8 entry daha
  • tikko/mlkp'nin'nun tunceli kırsalındaki köylerde halen uygulamakta olduğu sistemdir. işlem de genel olarak sırasıyla köylerdeki özellikle güzel kızların saptanması. ayartılması ve dağa kaldırılması şeklinde gerçekleşmektedir.

    köylerdeki 16 yaşın üzerinde olan her kız potansiyel bir devrim nikahı müsebbibi olduğundan bunlar genellikle erzak almaya inen ya da eş dost akraba görmeye giden örgüt mensuplarınca saptanır. örgütün orta ve üst kademe sorumlularına bu sözlü raporlarında bir şekilde iletilir. bu kızın bulunduğu köy kış aylarına yakın örgütün beşli altılı kolları tarafından silahlı olarak ziyaret edilir. keçilerin kaldığı odanın yan tarafında ev ahalisi büyük odanın etrafına soba başında toplanarak kendilerine sınıf ayaklanması, köylü devrimi, ikinci enternasyonale anarko-sendikalistlerin alınmayışı hakkında bir konuşma yapıldıktan sonra aileye evin büyük kızı "mizgin"*'in artık dağ kadrosuna katılma zamanının geldiği iletilir. bu da soru falan değildir. bu böyledir tarzı bir "statement" dir. emri vakidir.

    ailenin ellerinde kaleşnikoflarla gelmiş ve karşılarında elleriyle çökelek ekmek çay ve babiko yiyen altı teröriste karşı dağ kadrosunun gücü konusunda bir eleştiri getirme gibi bir şansları o noktada yoktur. genellikle gık bile diyememektedirler. ancak özellikle hozat'ın bazı köylerinde öyle kaygıları da yoktur. sosyalist sınıf bilinci yüzünden olmasa da "dağlar bizimdir" anlayışı yüzünden 100 yıldır dağla içli dışlıdırlar. çocuklar gider dönmez, dersimliliğin fıtratında vardır.

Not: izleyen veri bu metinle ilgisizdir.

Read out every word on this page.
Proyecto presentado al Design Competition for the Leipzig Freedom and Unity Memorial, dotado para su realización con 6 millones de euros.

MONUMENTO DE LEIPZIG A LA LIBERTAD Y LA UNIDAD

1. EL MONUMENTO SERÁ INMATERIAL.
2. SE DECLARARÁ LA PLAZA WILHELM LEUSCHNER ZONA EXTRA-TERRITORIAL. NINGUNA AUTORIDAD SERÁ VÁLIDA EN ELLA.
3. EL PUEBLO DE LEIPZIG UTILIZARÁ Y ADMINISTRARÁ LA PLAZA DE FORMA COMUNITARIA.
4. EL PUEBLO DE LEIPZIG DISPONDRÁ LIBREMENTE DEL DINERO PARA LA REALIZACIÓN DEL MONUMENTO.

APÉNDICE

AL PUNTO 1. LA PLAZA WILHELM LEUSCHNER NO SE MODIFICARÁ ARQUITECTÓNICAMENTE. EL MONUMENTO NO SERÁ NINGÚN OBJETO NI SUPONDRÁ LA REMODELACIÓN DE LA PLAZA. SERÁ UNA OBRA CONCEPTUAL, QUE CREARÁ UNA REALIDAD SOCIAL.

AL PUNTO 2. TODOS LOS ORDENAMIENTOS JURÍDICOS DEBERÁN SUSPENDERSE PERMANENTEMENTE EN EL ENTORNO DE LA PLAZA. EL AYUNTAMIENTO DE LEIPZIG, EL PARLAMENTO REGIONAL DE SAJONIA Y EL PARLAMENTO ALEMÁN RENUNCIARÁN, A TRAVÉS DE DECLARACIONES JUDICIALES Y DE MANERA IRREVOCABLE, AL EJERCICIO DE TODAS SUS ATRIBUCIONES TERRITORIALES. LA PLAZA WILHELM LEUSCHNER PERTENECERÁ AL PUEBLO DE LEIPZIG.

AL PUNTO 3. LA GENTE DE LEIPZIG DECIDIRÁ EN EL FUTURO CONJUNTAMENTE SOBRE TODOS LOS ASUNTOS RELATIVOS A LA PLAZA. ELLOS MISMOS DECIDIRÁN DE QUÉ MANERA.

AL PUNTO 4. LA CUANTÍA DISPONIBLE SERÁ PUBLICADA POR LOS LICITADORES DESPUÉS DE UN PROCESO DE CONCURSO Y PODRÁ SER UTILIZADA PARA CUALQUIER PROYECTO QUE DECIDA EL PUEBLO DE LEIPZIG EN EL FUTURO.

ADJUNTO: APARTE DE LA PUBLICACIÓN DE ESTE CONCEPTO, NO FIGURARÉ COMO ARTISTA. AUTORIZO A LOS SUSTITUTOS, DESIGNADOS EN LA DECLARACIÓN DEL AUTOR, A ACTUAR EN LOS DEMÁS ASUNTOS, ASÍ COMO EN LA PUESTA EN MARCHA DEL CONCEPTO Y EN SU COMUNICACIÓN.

    neticede tikkocular kızı alıp giderler. kendisi de gittiği yerde durmadan ağlamıyorsa, iş güç yapabiliyorsa çok kısa bir süre sonra kızı gözüne kestiren en yüksek rütbeli tikkolu, mizgin'e devrim nikahı kıyar. 17 yaşında liseye gitmek yerine -ya da tikko jargonuyla konuşacaksak "kapitalist sermayeci patronların yönettiği sistemden eğitim almak ve burjuvalaşmak" yerine mizgin artık yazın munzur'da kışın aliboğazda mavi plastik leğende mercimek ayıklayacak, arada venk köprüsünde otobüs durdurup yakov sverdlov'un üçüncü enternasyonele atfından bahseden grubu elinde kaleşnikofuyla izleyecek, gece de mağaradaki çift kişilik uyku tulumunda beş altı kez devrim nikahlısıyla sevişerek hamile kalmamaya çalışacaktır. bu durum da kendisi vurulana, teslim olana ya da hayatında daha önce hiç görmediği suriye'de afrin kobani ya da menbiç için savaşmaya götürülene ve orada neden öldüğünü bilemeyene kadar sürecektir.

    tikko ayakları yere basan bir örgüt olsa, 1959 küba veya en kötü ihtimalle 1963 angola tarzı bir halk hareketinin önderliğini yapsa yine mizgin için üzülmeyeceğim. iyi kötü bir amaç uğruna karanlık bir mağarada, polyester bir uyku tulumunda sevmediği bir adamın anal işkencelerine katlanıyor ama tarihe de şerh düşüyor diyeceğim ama malesef diyemiyorum.

    tikko mağaralarında ele geçirdiğimiz tüm uyku tulumlarının neden çift kişilik olduğuna dair örgütün yöneticileri bir açıklama yaparsa ben şahsen bu konuda merak içindeyim. kış döneminde bölgesel kızılordunun lokal üretimi haricinde benim aklıma başka bir şey gelmiyor. 20 yıldır da bu üretim uyku tulumlarında sürdüğü halde de ben beklenen tikko ordusunun ortaya çıkışını ya da sayısında ciddi bir artış olduğunu göremediğimden nikaha olan inancımı kaybetmiş durumdayım. devrim nikahının bu devrim çocuklarına da uygulanması için bir program gerek yoldaşlar. çoğunu burjuvalara kaptırıyorsunuz. bazıları kpss ile anestet, protohistorya uzmanı falan oluyor. el atın.